The visit of Edvard Beneš to Tábor on 21st May 1938 was his first official visit to this city in his role as president of Czechoslovakia. During a grandiose welcoming ceremony in Žižka Square, the city Mayor Václav Soumar gave Beneš a statue of “God's Warrior” by sculptor J. V. Dušek (It is believed that the similarity of face on the Husitte statue and the president is just coincidence). The visit continued to the Schools of Hana Benešová, (named after wife of Edvard Beneš, who studied there).
The reportage itself must have been very physically demanding for 61-year-old Josef Jindřich, since individual shots on the film are taken from very different locations and angles. Especially interesting is the first exhibited picture where Josef Jindřich managed to photograph the president with most of the other photographers behind him, just after the official welcome.
On Saturday, May 21st 1938, our historic town greeted within our medieval walls, for the second time, the president of the republic, Dr Edward Beneš. The first time had been on December 22nd 1935, shortly after his election to the office when, returning from a tour of the southern part of the country, he was asked by Mayor V. Soumar if he could at some time devote a whole day to Tábor as an official visit. This has now become a reality.
The President and his wife, Mrs. Hana Benešová, were accompanied by the minister of National Defence Fr. Machník; minister of Education and National Enlightenment, Dr E. Franke; provincial president Dr Jos. Sobotka, representing the office of the president of the republic general Silv. Bláha; chief of the diplomatic protocol, Ambassador J. Smutný; and other dignitaries. After the military fanfares and the state anthems had been played, and the parade of officers and local legionnaires (WW I veterans) had been reviewed, the president ascended to the decorated platform, where he was greeted by the assembled town and region.

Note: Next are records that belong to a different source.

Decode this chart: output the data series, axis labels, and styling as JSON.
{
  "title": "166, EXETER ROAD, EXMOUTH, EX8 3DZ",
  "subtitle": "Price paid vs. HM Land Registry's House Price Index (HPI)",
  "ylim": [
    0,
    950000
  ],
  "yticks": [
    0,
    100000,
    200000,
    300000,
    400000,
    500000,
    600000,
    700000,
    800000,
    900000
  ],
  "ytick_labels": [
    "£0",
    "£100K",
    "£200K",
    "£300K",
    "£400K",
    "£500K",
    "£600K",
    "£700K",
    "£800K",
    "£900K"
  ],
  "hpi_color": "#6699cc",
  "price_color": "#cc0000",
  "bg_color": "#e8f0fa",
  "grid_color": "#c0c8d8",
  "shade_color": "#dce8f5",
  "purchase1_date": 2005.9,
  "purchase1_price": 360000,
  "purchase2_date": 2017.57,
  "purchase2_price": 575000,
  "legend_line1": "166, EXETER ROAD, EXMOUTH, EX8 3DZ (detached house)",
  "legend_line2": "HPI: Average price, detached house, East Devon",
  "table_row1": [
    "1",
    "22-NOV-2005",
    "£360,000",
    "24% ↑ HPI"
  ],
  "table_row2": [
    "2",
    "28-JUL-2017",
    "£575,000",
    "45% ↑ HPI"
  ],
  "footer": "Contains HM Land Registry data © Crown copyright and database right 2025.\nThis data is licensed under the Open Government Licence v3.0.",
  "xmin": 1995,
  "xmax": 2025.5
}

The president was presented with an honorary gift, a large statue, “Božího bojovníka” (“God’s Champion”), the work of academic sculptor J. V. Dušek. The president was asked if the sculpture could be installed in the garden of his private summer residence in nearby Sezimovo Ústí, as “a reminder of the rich Hussite history and the significance which this part of the country has contributed to the national, cultural and social development of the nation”. At the closing of the ceremony, local choir “Hlahol” sang the Hussite’s chorale. The president, with his wife and entourage, then left the town square, and proceeded to walk through Palacký Street and Wide Street toward the Girl’s Collegiate, which carries the name of Hana Beneš in her honour, as she was a student here in both Primary and High school. At the main entrance to the school, the whole entourage was walking, as the crowds of students lined the street with great enthusiasm, waving small flags. Here the regional school inspector J. V. Flos met and addressed the presidential couple, introducing to them both of the present school principals, Girls’ Collegiate School principal Anna Beránková, and Girls’ Primary School principal Jan Broukal.
The distinguished guests were then led into the principal’s office, where they signed the school chronicle. They then entered a festively decorated classroom, where they were greeted by students dressed in national folk costumes, and with a greeting song arranged and conducted by music teacher O. Nikodýmová. The song was followed by the poem, “V den vzpomeneme”. (“In that day we will remember”), the work of one of the teachers at the school, R. Cikhart. This was recited with great beauty and sensitivity by female student Bl. Blechová. Mrs Benešová, visibly touched, kissed the recitator, and was then given a photograph of all the students, and a bouquet of forget-me-nots.
The president then left the school, and proceeded with the whole entourage through “Parkány” (the medieval walls and bastions on the south side of town) to the Grand Hotel. Here he was greeted by a deputation of the academic society, “Štítný”, who gave the president a special diploma. A delegation of district medical doctors was also received by the president, and also presented an honorary gift.
Although one of Prague’s newspapers had announced that the programme for the president’s visit to Tábor would be shortened, it was not so, and the president continued his afternoon programme as originally planned. Crowds of citizens lined the route, along the top of the Jordán water reservoir, waving and greeting the president enthusiastically, on his way to the garrison of the 52nd artillery regiment.
Meanwhile Mrs Hana Benešová was observing, from a balcony of the Grand hotel, a parade of high school students as they were marching to the Sokol stadium. It was a great joy to observe rows and rows of youths in their gym apparel, and in colourful folk costumes. During the opening of the mass body exercises, the president and his wife walked through the lane lined with members of various communal associations and clubs, all dressed in their costumes and club uniforms. Decorated war veterans were also present.
The president entered by the main entrance to the platform where the rest of his retinue, ministers and local dignitaries, were gathered. Body exercises of the youth were flawless, openings perfectly executed, dances of Moravian beseda were joyful and alive. After the final march-past of all the performers, President Beneš left the stadium and departed with his entourage to Prague, to resume the management of pressing affairs of state.